Morris then conducted similar surveys in Thailand and the United States—with fascinating results. She found that the average Ugandan and the average American claimed roughly the same number of sexual partners in their lives. About 25 percent of people (of both sexes) in both countries said they had more than 10 partners in their lives. But similar rates of promiscuity did not result in similar rates of infection. The HIV rate in Uganda peaked at 18 percent in the early to mid-1990s but never exceeded 1 percent in the United States. And in Thailand, where many more men—65 percent—reported 10 or more partners, the HIV rate barely rose above 2 percent.
A key difference between Uganda and Thailand, Morris found, is that men in Uganda often maintained two or more long-term sexual relationships at once. In Thailand, most men had only one long-term sexual relationship—with their wives. Half the Thai men in Morris’s survey said that they had sex with prostitutes but rarely the same one twice. On average they saw five prostitutes each year. Although many Thai prostitutes are HIV-positive, the men’s risk of infection was relatively low because Thai men generally had sex with each one only once.

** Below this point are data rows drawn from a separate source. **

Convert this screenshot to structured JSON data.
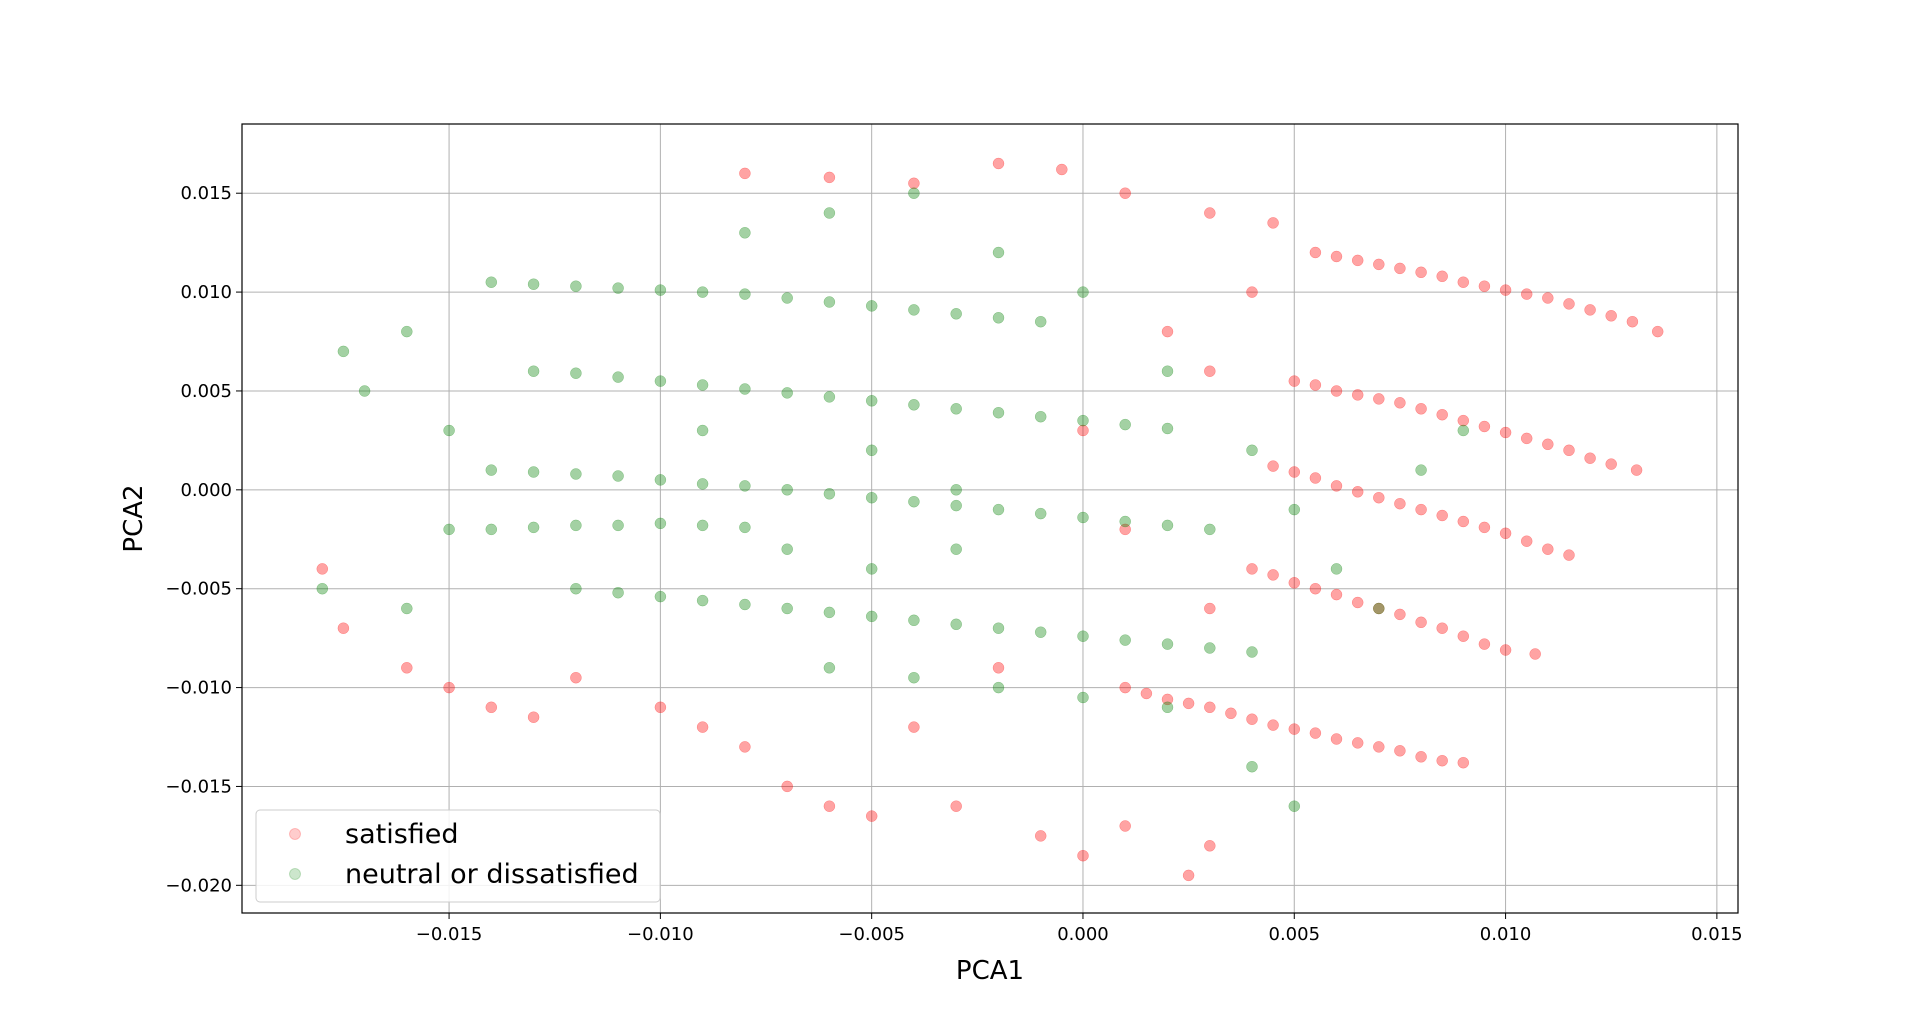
{
  "chart_data": {
    "type": "scatter",
    "title": "",
    "xlabel": "PCA1",
    "ylabel": "PCA2",
    "xlim": [
      -0.0199,
      0.0155
    ],
    "ylim": [
      -0.0214,
      0.0185
    ],
    "xticks": [
      -0.015,
      -0.01,
      -0.005,
      0.0,
      0.005,
      0.01,
      0.015
    ],
    "xtick_labels": [
      "−0.015",
      "−0.010",
      "−0.005",
      "0.000",
      "0.005",
      "0.010",
      "0.015"
    ],
    "yticks": [
      -0.02,
      -0.015,
      -0.01,
      -0.005,
      0.0,
      0.005,
      0.01,
      0.015
    ],
    "ytick_labels": [
      "−0.020",
      "−0.015",
      "−0.010",
      "−0.005",
      "0.000",
      "0.005",
      "0.010",
      "0.015"
    ],
    "grid": true,
    "legend_position": "lower-left",
    "series": [
      {
        "name": "satisfied",
        "color": "#ff0000",
        "alpha": 0.12,
        "points": [
          [
            0.0055,
            0.012
          ],
          [
            0.006,
            0.0118
          ],
          [
            0.0065,
            0.0116
          ],
          [
            0.007,
            0.0114
          ],
          [
            0.0075,
            0.0112
          ],
          [
            0.008,
            0.011
          ],
          [
            0.0085,
            0.0108
          ],
          [
            0.009,
            0.0105
          ],
          [
            0.0095,
            0.0103
          ],
          [
            0.01,
            0.0101
          ],
          [
            0.0105,
            0.0099
          ],
          [
            0.011,
            0.0097
          ],
          [
            0.0115,
            0.0094
          ],
          [
            0.012,
            0.0091
          ],
          [
            0.0125,
            0.0088
          ],
          [
            0.013,
            0.0085
          ],
          [
            0.0136,
            0.008
          ],
          [
            0.005,
            0.0055
          ],
          [
            0.0055,
            0.0053
          ],
          [
            0.006,
            0.005
          ],
          [
            0.0065,
            0.0048
          ],
          [
            0.007,
            0.0046
          ],
          [
            0.0075,
            0.0044
          ],
          [
            0.008,
            0.0041
          ],
          [
            0.0085,
            0.0038
          ],
          [
            0.009,
            0.0035
          ],
          [
            0.0095,
            0.0032
          ],
          [
            0.01,
            0.0029
          ],
          [
            0.0105,
            0.0026
          ],
          [
            0.011,
            0.0023
          ],
          [
            0.0115,
            0.002
          ],
          [
            0.012,
            0.0016
          ],
          [
            0.0125,
            0.0013
          ],
          [
            0.0131,
            0.001
          ],
          [
            0.0045,
            0.0012
          ],
          [
            0.005,
            0.0009
          ],
          [
            0.0055,
            0.0006
          ],
          [
            0.006,
            0.0002
          ],
          [
            0.0065,
            -0.0001
          ],
          [
            0.007,
            -0.0004
          ],
          [
            0.0075,
            -0.0007
          ],
          [
            0.008,
            -0.001
          ],
          [
            0.0085,
            -0.0013
          ],
          [
            0.009,
            -0.0016
          ],
          [
            0.0095,
            -0.0019
          ],
          [
            0.01,
            -0.0022
          ],
          [
            0.0105,
            -0.0026
          ],
          [
            0.011,
            -0.003
          ],
          [
            0.0115,
            -0.0033
          ],
          [
            0.004,
            -0.004
          ],
          [
            0.0045,
            -0.0043
          ],
          [
            0.005,
            -0.0047
          ],
          [
            0.0055,
            -0.005
          ],
          [
            0.006,
            -0.0053
          ],
          [
            0.0065,
            -0.0057
          ],
          [
            0.007,
            -0.006
          ],
          [
            0.0075,
            -0.0063
          ],
          [
            0.008,
            -0.0067
          ],
          [
            0.0085,
            -0.007
          ],
          [
            0.009,
            -0.0074
          ],
          [
            0.0095,
            -0.0078
          ],
          [
            0.01,
            -0.0081
          ],
          [
            0.0107,
            -0.0083
          ],
          [
            0.001,
            -0.01
          ],
          [
            0.0015,
            -0.0103
          ],
          [
            0.002,
            -0.0106
          ],
          [
            0.0025,
            -0.0108
          ],
          [
            0.003,
            -0.011
          ],
          [
            0.0035,
            -0.0113
          ],
          [
            0.004,
            -0.0116
          ],
          [
            0.0045,
            -0.0119
          ],
          [
            0.005,
            -0.0121
          ],
          [
            0.0055,
            -0.0123
          ],
          [
            0.006,
            -0.0126
          ],
          [
            0.0065,
            -0.0128
          ],
          [
            0.007,
            -0.013
          ],
          [
            0.0075,
            -0.0132
          ],
          [
            0.008,
            -0.0135
          ],
          [
            0.0085,
            -0.0137
          ],
          [
            0.009,
            -0.0138
          ],
          [
            -0.01,
            -0.011
          ],
          [
            -0.009,
            -0.012
          ],
          [
            -0.008,
            -0.013
          ],
          [
            -0.007,
            -0.015
          ],
          [
            -0.006,
            -0.016
          ],
          [
            -0.005,
            -0.0165
          ],
          [
            -0.003,
            -0.016
          ],
          [
            -0.001,
            -0.0175
          ],
          [
            0.0,
            -0.0185
          ],
          [
            0.001,
            -0.017
          ],
          [
            0.0025,
            -0.0195
          ],
          [
            0.003,
            -0.018
          ],
          [
            -0.008,
            0.016
          ],
          [
            -0.006,
            0.0158
          ],
          [
            -0.004,
            0.0155
          ],
          [
            -0.002,
            0.0165
          ],
          [
            -0.0005,
            0.0162
          ],
          [
            0.001,
            0.015
          ],
          [
            0.003,
            0.014
          ],
          [
            0.0045,
            0.0135
          ],
          [
            -0.018,
            -0.004
          ],
          [
            -0.0175,
            -0.007
          ],
          [
            -0.016,
            -0.009
          ],
          [
            -0.015,
            -0.01
          ],
          [
            -0.014,
            -0.011
          ],
          [
            -0.013,
            -0.0115
          ],
          [
            -0.012,
            -0.0095
          ],
          [
            0.002,
            0.008
          ],
          [
            0.003,
            0.006
          ],
          [
            0.0,
            0.003
          ],
          [
            0.001,
            -0.002
          ],
          [
            0.003,
            -0.006
          ],
          [
            -0.002,
            -0.009
          ],
          [
            -0.004,
            -0.012
          ],
          [
            0.004,
            0.01
          ]
        ]
      },
      {
        "name": "neutral or dissatisfied",
        "color": "#008000",
        "alpha": 0.12,
        "points": [
          [
            -0.014,
            0.0105
          ],
          [
            -0.013,
            0.0104
          ],
          [
            -0.012,
            0.0103
          ],
          [
            -0.011,
            0.0102
          ],
          [
            -0.01,
            0.0101
          ],
          [
            -0.009,
            0.01
          ],
          [
            -0.008,
            0.0099
          ],
          [
            -0.007,
            0.0097
          ],
          [
            -0.006,
            0.0095
          ],
          [
            -0.005,
            0.0093
          ],
          [
            -0.004,
            0.0091
          ],
          [
            -0.003,
            0.0089
          ],
          [
            -0.002,
            0.0087
          ],
          [
            -0.001,
            0.0085
          ],
          [
            -0.013,
            0.006
          ],
          [
            -0.012,
            0.0059
          ],
          [
            -0.011,
            0.0057
          ],
          [
            -0.01,
            0.0055
          ],
          [
            -0.009,
            0.0053
          ],
          [
            -0.008,
            0.0051
          ],
          [
            -0.007,
            0.0049
          ],
          [
            -0.006,
            0.0047
          ],
          [
            -0.005,
            0.0045
          ],
          [
            -0.004,
            0.0043
          ],
          [
            -0.003,
            0.0041
          ],
          [
            -0.002,
            0.0039
          ],
          [
            -0.001,
            0.0037
          ],
          [
            0.0,
            0.0035
          ],
          [
            0.001,
            0.0033
          ],
          [
            0.002,
            0.0031
          ],
          [
            -0.014,
            0.001
          ],
          [
            -0.013,
            0.0009
          ],
          [
            -0.012,
            0.0008
          ],
          [
            -0.011,
            0.0007
          ],
          [
            -0.01,
            0.0005
          ],
          [
            -0.009,
            0.0003
          ],
          [
            -0.008,
            0.0002
          ],
          [
            -0.007,
            0.0
          ],
          [
            -0.006,
            -0.0002
          ],
          [
            -0.005,
            -0.0004
          ],
          [
            -0.004,
            -0.0006
          ],
          [
            -0.003,
            -0.0008
          ],
          [
            -0.002,
            -0.001
          ],
          [
            -0.001,
            -0.0012
          ],
          [
            0.0,
            -0.0014
          ],
          [
            0.001,
            -0.0016
          ],
          [
            0.002,
            -0.0018
          ],
          [
            0.003,
            -0.002
          ],
          [
            -0.015,
            -0.002
          ],
          [
            -0.014,
            -0.002
          ],
          [
            -0.013,
            -0.0019
          ],
          [
            -0.012,
            -0.0018
          ],
          [
            -0.011,
            -0.0018
          ],
          [
            -0.01,
            -0.0017
          ],
          [
            -0.009,
            -0.0018
          ],
          [
            -0.008,
            -0.0019
          ],
          [
            -0.012,
            -0.005
          ],
          [
            -0.011,
            -0.0052
          ],
          [
            -0.01,
            -0.0054
          ],
          [
            -0.009,
            -0.0056
          ],
          [
            -0.008,
            -0.0058
          ],
          [
            -0.007,
            -0.006
          ],
          [
            -0.006,
            -0.0062
          ],
          [
            -0.005,
            -0.0064
          ],
          [
            -0.004,
            -0.0066
          ],
          [
            -0.003,
            -0.0068
          ],
          [
            -0.002,
            -0.007
          ],
          [
            -0.001,
            -0.0072
          ],
          [
            0.0,
            -0.0074
          ],
          [
            0.001,
            -0.0076
          ],
          [
            0.002,
            -0.0078
          ],
          [
            0.003,
            -0.008
          ],
          [
            0.004,
            -0.0082
          ],
          [
            -0.006,
            -0.009
          ],
          [
            -0.004,
            -0.0095
          ],
          [
            -0.002,
            -0.01
          ],
          [
            0.0,
            -0.0105
          ],
          [
            0.002,
            -0.011
          ],
          [
            0.004,
            -0.014
          ],
          [
            0.005,
            -0.016
          ],
          [
            -0.0175,
            0.007
          ],
          [
            -0.017,
            0.005
          ],
          [
            -0.016,
            0.008
          ],
          [
            -0.018,
            -0.005
          ],
          [
            -0.016,
            -0.006
          ],
          [
            -0.015,
            0.003
          ],
          [
            -0.008,
            0.013
          ],
          [
            -0.006,
            0.014
          ],
          [
            -0.004,
            0.015
          ],
          [
            -0.002,
            0.012
          ],
          [
            0.0,
            0.01
          ],
          [
            0.002,
            0.006
          ],
          [
            0.004,
            0.002
          ],
          [
            0.005,
            -0.001
          ],
          [
            0.006,
            -0.004
          ],
          [
            0.007,
            -0.006
          ],
          [
            0.008,
            0.001
          ],
          [
            0.009,
            0.003
          ],
          [
            -0.005,
            0.002
          ],
          [
            -0.003,
            0.0
          ],
          [
            -0.007,
            -0.003
          ],
          [
            -0.005,
            -0.004
          ],
          [
            -0.003,
            -0.003
          ],
          [
            -0.009,
            0.003
          ]
        ]
      }
    ]
  }
}
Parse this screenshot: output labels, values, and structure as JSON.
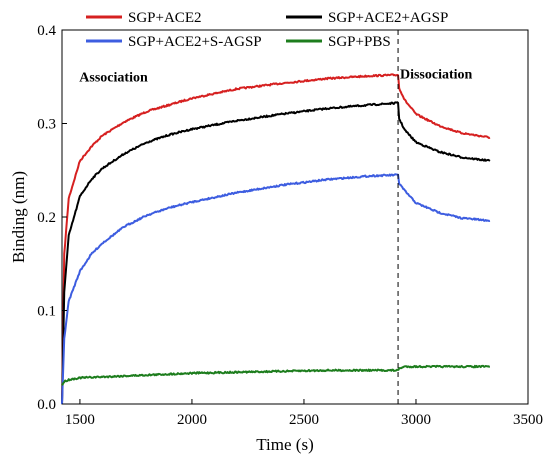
{
  "chart_data": {
    "type": "line",
    "title": "",
    "xlabel": "Time (s)",
    "ylabel": "Binding (nm)",
    "xlim": [
      1420,
      3500
    ],
    "ylim": [
      0.0,
      0.4
    ],
    "xticks": [
      1500,
      2000,
      2500,
      3000,
      3500
    ],
    "yticks": [
      0.0,
      0.1,
      0.2,
      0.3,
      0.4
    ],
    "xtick_labels": [
      "1500",
      "2000",
      "2500",
      "3000",
      "3500"
    ],
    "ytick_labels": [
      "0.0",
      "0.1",
      "0.2",
      "0.3",
      "0.4"
    ],
    "grid": false,
    "legend_position": "top",
    "divider_x": 2920,
    "annotations": [
      {
        "text": "Association",
        "x": 1650,
        "y": 0.345
      },
      {
        "text": "Dissociation",
        "x": 3090,
        "y": 0.348
      }
    ],
    "series": [
      {
        "name": "SGP+ACE2",
        "color": "#d62020",
        "points": [
          [
            1420,
            0.0
          ],
          [
            1430,
            0.16
          ],
          [
            1450,
            0.22
          ],
          [
            1500,
            0.26
          ],
          [
            1550,
            0.275
          ],
          [
            1600,
            0.287
          ],
          [
            1700,
            0.302
          ],
          [
            1800,
            0.313
          ],
          [
            1900,
            0.32
          ],
          [
            2000,
            0.327
          ],
          [
            2200,
            0.337
          ],
          [
            2400,
            0.343
          ],
          [
            2600,
            0.348
          ],
          [
            2800,
            0.351
          ],
          [
            2920,
            0.352
          ],
          [
            2925,
            0.338
          ],
          [
            2950,
            0.325
          ],
          [
            3000,
            0.31
          ],
          [
            3100,
            0.298
          ],
          [
            3200,
            0.29
          ],
          [
            3330,
            0.285
          ]
        ]
      },
      {
        "name": "SGP+ACE2+AGSP",
        "color": "#000000",
        "points": [
          [
            1420,
            0.0
          ],
          [
            1430,
            0.12
          ],
          [
            1450,
            0.18
          ],
          [
            1500,
            0.222
          ],
          [
            1550,
            0.24
          ],
          [
            1600,
            0.252
          ],
          [
            1700,
            0.268
          ],
          [
            1800,
            0.28
          ],
          [
            1900,
            0.288
          ],
          [
            2000,
            0.294
          ],
          [
            2200,
            0.303
          ],
          [
            2400,
            0.31
          ],
          [
            2600,
            0.316
          ],
          [
            2800,
            0.32
          ],
          [
            2920,
            0.322
          ],
          [
            2925,
            0.305
          ],
          [
            2950,
            0.293
          ],
          [
            3000,
            0.28
          ],
          [
            3100,
            0.27
          ],
          [
            3200,
            0.264
          ],
          [
            3330,
            0.26
          ]
        ]
      },
      {
        "name": "SGP+ACE2+S-AGSP",
        "color": "#3d5de0",
        "points": [
          [
            1420,
            0.0
          ],
          [
            1430,
            0.07
          ],
          [
            1450,
            0.11
          ],
          [
            1500,
            0.142
          ],
          [
            1550,
            0.16
          ],
          [
            1600,
            0.172
          ],
          [
            1700,
            0.19
          ],
          [
            1800,
            0.202
          ],
          [
            1900,
            0.21
          ],
          [
            2000,
            0.216
          ],
          [
            2200,
            0.226
          ],
          [
            2400,
            0.234
          ],
          [
            2600,
            0.24
          ],
          [
            2800,
            0.244
          ],
          [
            2920,
            0.245
          ],
          [
            2925,
            0.236
          ],
          [
            2950,
            0.228
          ],
          [
            3000,
            0.215
          ],
          [
            3100,
            0.205
          ],
          [
            3200,
            0.199
          ],
          [
            3330,
            0.196
          ]
        ]
      },
      {
        "name": "SGP+PBS",
        "color": "#1d7d1d",
        "points": [
          [
            1420,
            0.02
          ],
          [
            1430,
            0.024
          ],
          [
            1450,
            0.026
          ],
          [
            1500,
            0.028
          ],
          [
            1600,
            0.029
          ],
          [
            1800,
            0.031
          ],
          [
            2000,
            0.033
          ],
          [
            2200,
            0.034
          ],
          [
            2400,
            0.035
          ],
          [
            2600,
            0.036
          ],
          [
            2800,
            0.036
          ],
          [
            2920,
            0.036
          ],
          [
            2925,
            0.038
          ],
          [
            2950,
            0.04
          ],
          [
            3100,
            0.04
          ],
          [
            3330,
            0.04
          ]
        ]
      }
    ]
  }
}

The likelihood of contracting the virus during a single sexual act is believed to be quite low, between 1 in 100 and 1 in 1,000. So if an HIV-positive man has sex once with hundreds of different uninfected people, chances are he will infect only one of them. Generating an HIV epidemic such as Uganda’s probably requires that people be exposed to the virus repeatedly. As Morris discovered, Ugandan men and women had sex many times over many years with each of their partners. If one of those partners was HIV-positive, the relationship would prove very risky over time.
In the United States, Morris found a different pattern. Heterosexual Americans, like Ugandans, tend to have several long-term relationships, but they usually have them sequentially, not at the same time. If an American contracts HIV, she probably won’t pass it on right away, and if she eventually does, her new partner probably won’t pass it on right away either.
In 1993 Morris teamed up with mathematician Mirjam Kretzschmar of the National Institute of Public Health in Holland to develop a new computer program that could model simultaneous partnerships. So far she has run the program with data from Uganda, Thailand, and the United States, and the simulations reproduce the same prevalence of HIV observed in those countries in the early 1990s, when the data were collected.
Morris contends that Africans in ordinary heterosexual relationships are linked, not only to each other but also to the partners of their partners’ partners—and to the partners of those partners—via a web of sexual relationships extending across huge regions. If one member contracts HIV, then everyone else may too. Anti-AIDS campaigns warn against contact with prostitutes, but Morris says simultaneous long-term relationships are far more dangerous.